= Ctibor Turba =

Czech actor and director (1944–2025)

Ctibor Turba (16 October 1944 – 30 June 2025) was a Czech actor of non-verbal theatre, mime, screenwriter, teacher and director. His work has been described as the first and pioneering Czech contribution to the global "Contemporary circus' movement.

== Life and career ==
Turba was born in Mariánské Lázně on 16 October 1944. When he was six years old, the family moved to Brno, where he studied at the Secondary School of Applied Arts, majoring in toy and puppetry. He then worked as a designer at the Radost puppet theatre in Brno, the Spejbl and Hurvínek Theatre in Prague and in film studios in Zlín with Hermína Týrlová and Karel Zeman. Later, in 1968, he studied theatre science for two semesters at the Faculty of Arts of Charles University in Prague.
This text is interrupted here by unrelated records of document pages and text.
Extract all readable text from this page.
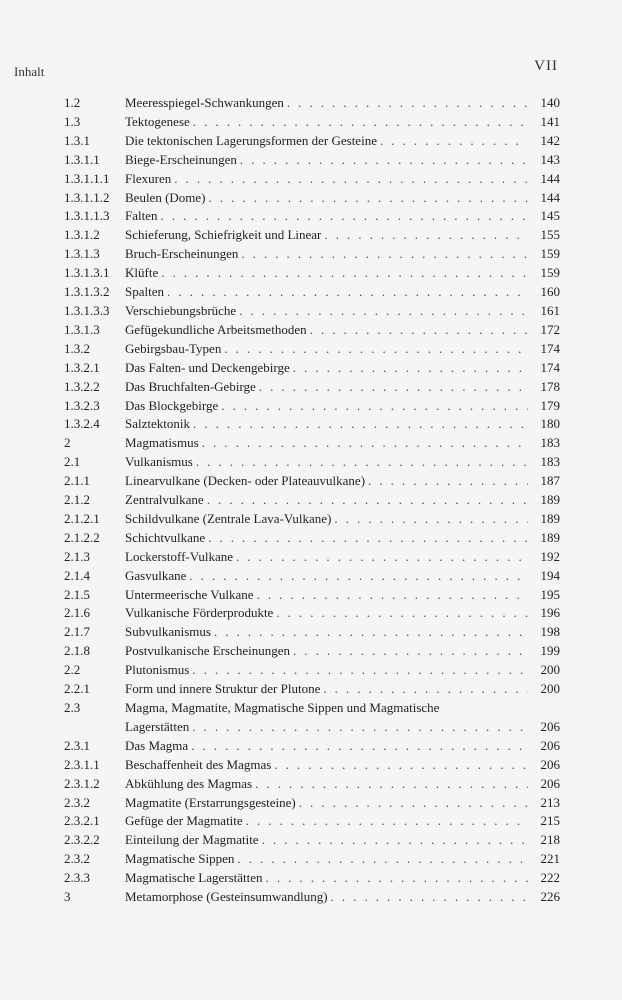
Inhalt	VII
1.2	Meeresspiegel-Schwankungen . . .	140
1.3	Tektogenese . . .	141
1.3.1	Die tektonischen Lagerungsformen der Gesteine . . .	142
1.3.1.1	Biege-Erscheinungen . . .	143
1.3.1.1.1	Flexuren . . .	144
1.3.1.1.2	Beulen (Dome) . . .	144
1.3.1.1.3	Falten . . .	145
1.3.1.2	Schieferung, Schiefrigkeit und Linear . . .	155
1.3.1.3	Bruch-Erscheinungen . . .	159
1.3.1.3.1	Klüfte . . .	159
1.3.1.3.2	Spalten . . .	160
1.3.1.3.3	Verschiebungsbrüche . . .	161
1.3.1.3	Gefügekundliche Arbeitsmethoden . . .	172
1.3.2	Gebirgsbau-Typen . . .	174
1.3.2.1	Das Falten- und Deckengebirge . . .	174
1.3.2.2	Das Bruchfalten-Gebirge . . .	178
1.3.2.3	Das Blockgebirge . . .	179
1.3.2.4	Salztektonik . . .	180
2	Magmatismus . . .	183
2.1	Vulkanismus . . .	183
2.1.1	Linearvulkane (Decken- oder Plateauvulkane) . . .	187
2.1.2	Zentralvulkane . . .	189
2.1.2.1	Schildvulkane (Zentrale Lava-Vulkane) . . .	189
2.1.2.2	Schichtvulkane . . .	189
2.1.3	Lockerstoff-Vulkane . . .	192
2.1.4	Gasvulkane . . .	194
2.1.5	Untermeerische Vulkane . . .	195
2.1.6	Vulkanische Förderprodukte . . .	196
2.1.7	Subvulkanismus . . .	198
2.1.8	Postvulkanische Erscheinungen . . .	199
2.2	Plutonismus . . .	200
2.2.1	Form und innere Struktur der Plutone . . .	200
2.3	Magma, Magmatite, Magmatische Sippen und Magmatische
Lagerstätten . . .	206
2.3.1	Das Magma . . .	206
2.3.1.1	Beschaffenheit des Magmas . . .	206
2.3.1.2	Abkühlung des Magmas . . .	206
2.3.2	Magmatite (Erstarrungsgesteine) . . .	213
2.3.2.1	Gefüge der Magmatite . . .	215
2.3.2.2	Einteilung der Magmatite . . .	218
2.3.2	Magmatische Sippen . . .	221
2.3.3	Magmatische Lagerstätten . . .	222
3	Metamorphose (Gesteinsumwandlung) . . .	226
In 2004, he founded the Studio of Clown Stage and Film Production as part and parcel of the Theatre Faculty of the Janáček Academy of Music and Performing Arts and led it until 2008, when it was taken over by the French dancer and choreographer Pierre Nadaud in September 2008.

In 2013, he received the Ministry of Culture Award for his contribution to theatre.

Turba died on 30 June 2025, at the age of 80.